Historically so, actually. Get a load of the NBA’s worst shooters of the past 37 years. Is it merely a coincidence that five of the 10 biggest rim-denters, per basketball-reference.com, played for the Wolves (Rubio, Keith McLeod, Eddie Griffin, A.J. Price, Darrick Martin)? Probably, sure. Then again, Martin was Minnesota’s player-development coach for a couple recent seasons.
The Wolves still cite Rubio’s knee injury in March 2012 for the hiccup in his improvement. He has played only 129 games in parts of three seasons.
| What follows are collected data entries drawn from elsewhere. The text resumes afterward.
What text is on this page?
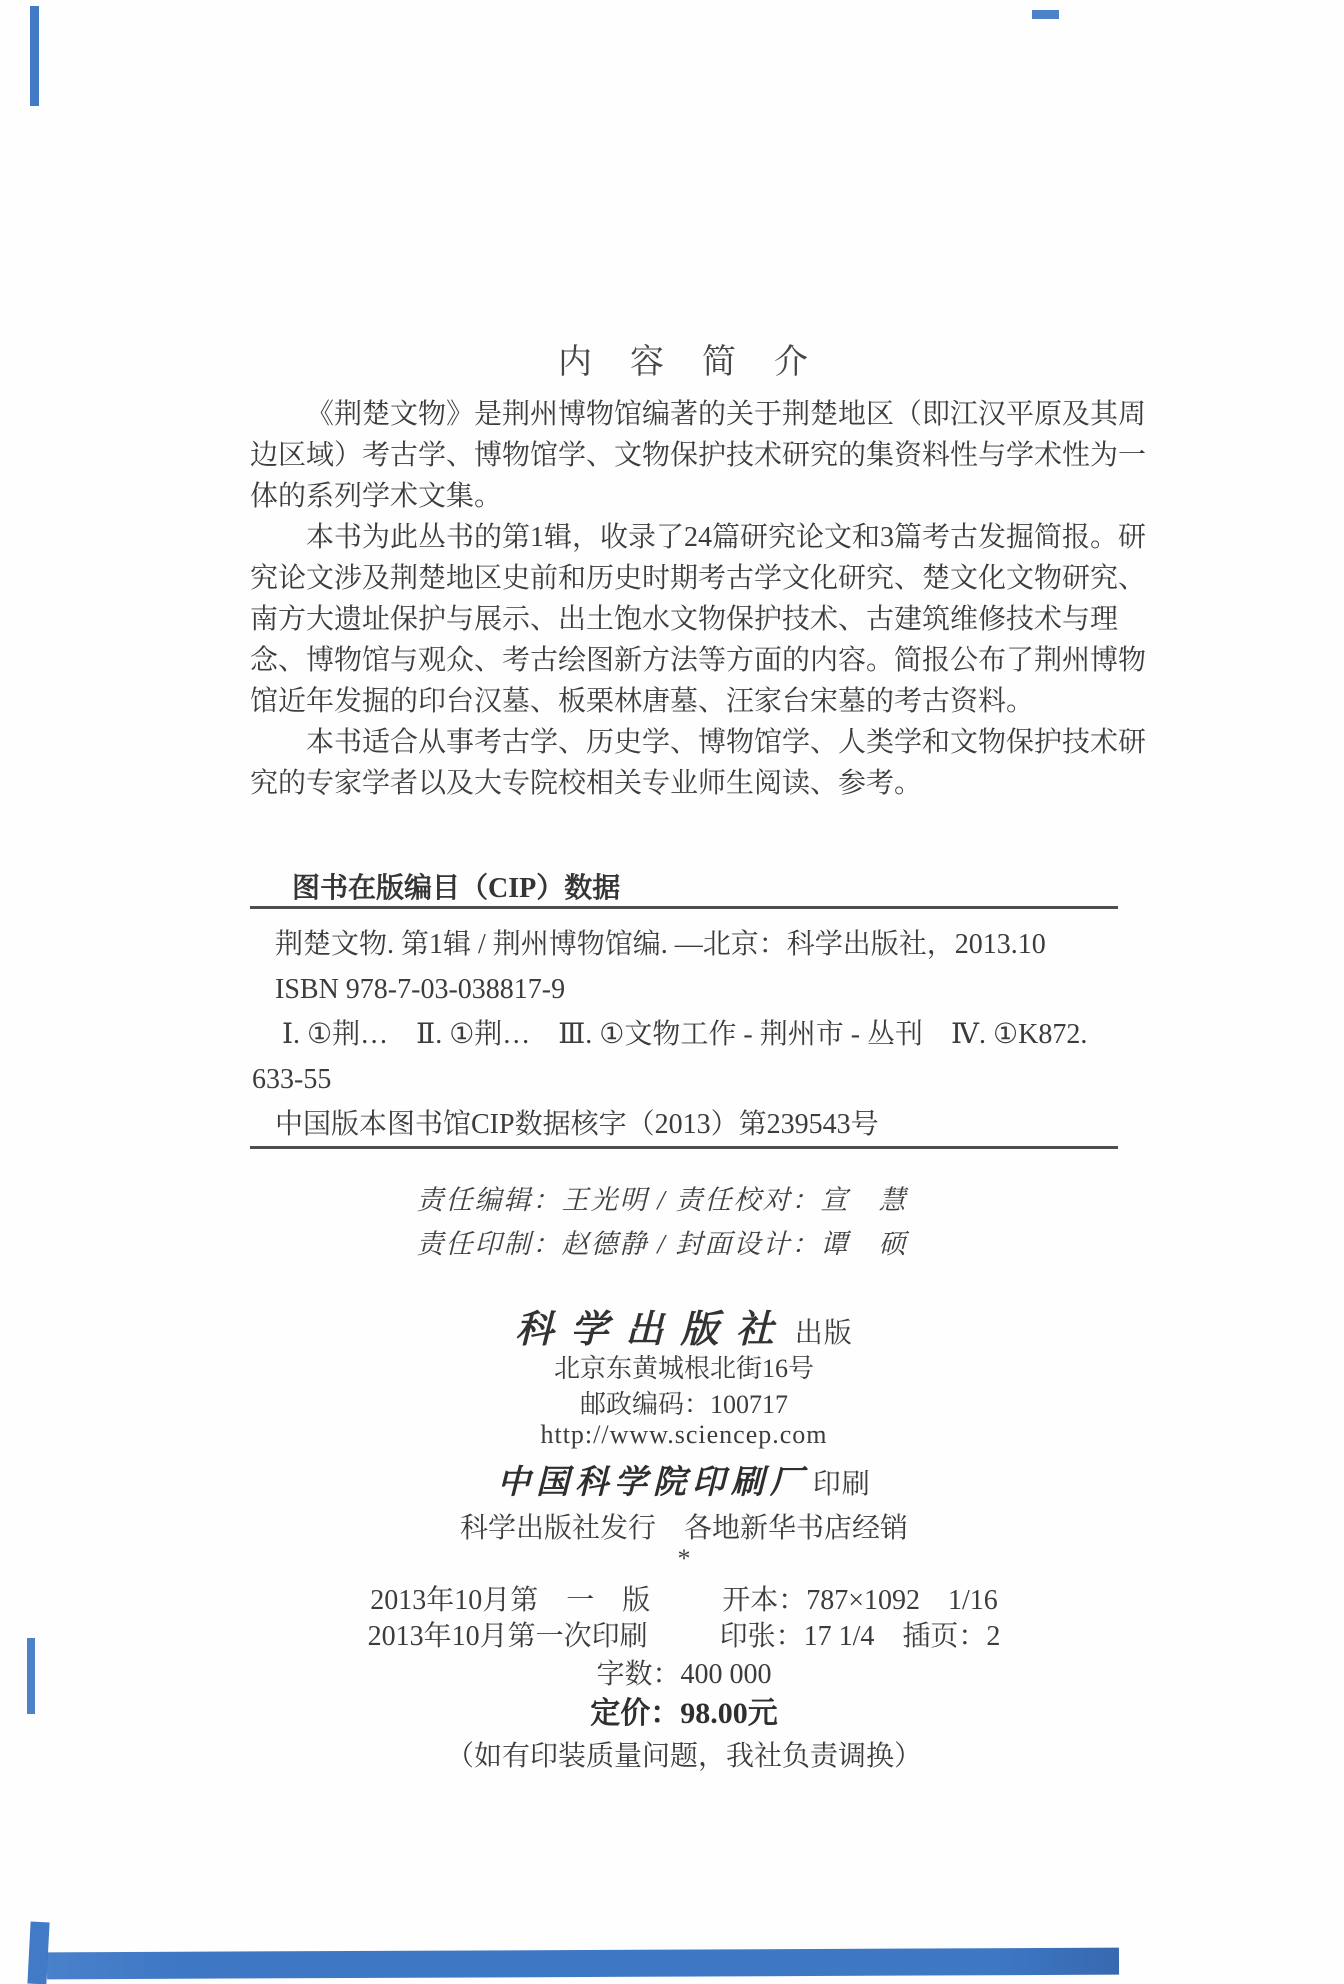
内　容　简　介
《荆楚文物》是荆州博物馆编著的关于荆楚地区（即江汉平原及其周
边区域）考古学、博物馆学、文物保护技术研究的集资料性与学术性为一
体的系列学术文集。
本书为此丛书的第1辑，收录了24篇研究论文和3篇考古发掘简报。研
究论文涉及荆楚地区史前和历史时期考古学文化研究、楚文化文物研究、
南方大遗址保护与展示、出土饱水文物保护技术、古建筑维修技术与理
念、博物馆与观众、考古绘图新方法等方面的内容。简报公布了荆州博物
馆近年发掘的印台汉墓、板栗林唐墓、汪家台宋墓的考古资料。
本书适合从事考古学、历史学、博物馆学、人类学和文物保护技术研
究的专家学者以及大专院校相关专业师生阅读、参考。
图书在版编目（CIP）数据
荆楚文物. 第1辑 / 荆州博物馆编. —北京：科学出版社，2013.10
ISBN 978-7-03-038817-9
Ⅰ. ①荆…　Ⅱ. ①荆…　Ⅲ. ①文物工作 - 荆州市 - 丛刊　Ⅳ. ①K872.
633-55
中国版本图书馆CIP数据核字（2013）第239543号
责任编辑：王光明 / 责任校对：宣　慧
责任印制：赵德静 / 封面设计：谭　硕
科学出版社 出版
北京东黄城根北街16号
邮政编码：100717
http://www.sciencep.com
中国科学院印刷厂 印刷
科学出版社发行　各地新华书店经销
*
2013年10月第　一　版	开本：787×1092　1/16
2013年10月第一次印刷	印张：17 1/4　插页：2
字数：400 000
定价：98.00元
（如有印装质量问题，我社负责调换）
“I think physically he’s OK. It’s just trying to get a feel for the game,” Minnesota coach Rick Adelman said last weekend. “He’s a young player who’s figuring out how to be effective in this league. People talk about how he’s not scoring and he’s ‘not doing this.’ But he’s in the top five in assists and in the top five in steals. Y’know, you’ve got to give him some time to get into the other things. It’s just going to take him a little bit longer, I think, because of the layoff at the end of the first year and the start of the second year.”
Adelman knows there is much work to be done. In the summer for Rubio, before and after practices, even in games. Assuming the coach is OK with some on-the-job shooting work.
“Definitely, any guard in this league, you’ve got to be able to knock down shots,” Adelman said. “If he can start knocking down shots from 15 or 17 feet… He’s actually shooting the ‘three’ better than he did last year but he’s got to be able to make that mid-range shot.”
Rubio’s ability to see teammates and make highlight passes ranks near the top in the NBA. But he admits he hasn’t been as aggressive as he needs to be in seeking his scoring chances.
“It’s something that I’ve been working on my whole career,” he said. “Sometimes it’s good, sometimes not. But it’s something that I have to keep my confidence up. Maybe it’s bad because I’m thinking more, as a point guard, to pass first and then my shot is the last thing I think of. It’s something that I have to do better and I’m trying to do that.”
In the chicken-or-egg dilemma between shooting better-and-shooting more vs. shooting more-and-shooting better, teammate Corey Brewer is a believer in the latter. Brewer’s no Kevin Durant but in his first three NBA seasons, he took 8.2 shots per game and made 40.8 percent. Since then, he’s attempting 9.7 and hitting 42.9 percent.
“You start learning how you can score and how you can’t score,” Brewer said. “Especially him, with the ball in his hands, it’s going to make him that much better.”
Rubio won’t turn 24 until October. He has time. But his PER of 15.0 means he’s merely average these days, not the franchise guy for whom Minnesota might have been reserving that special fifth year in a contract extension.
And just as the Wolves aren’t content with being League Pass darlings anymore – entertaining across 82 but done when the networks take over in the postseason – Rubio can’t be satisfied by the highlights he logs on NBA arenas’ videoboards. The points he puts next to them, on the scoreboard, matter too.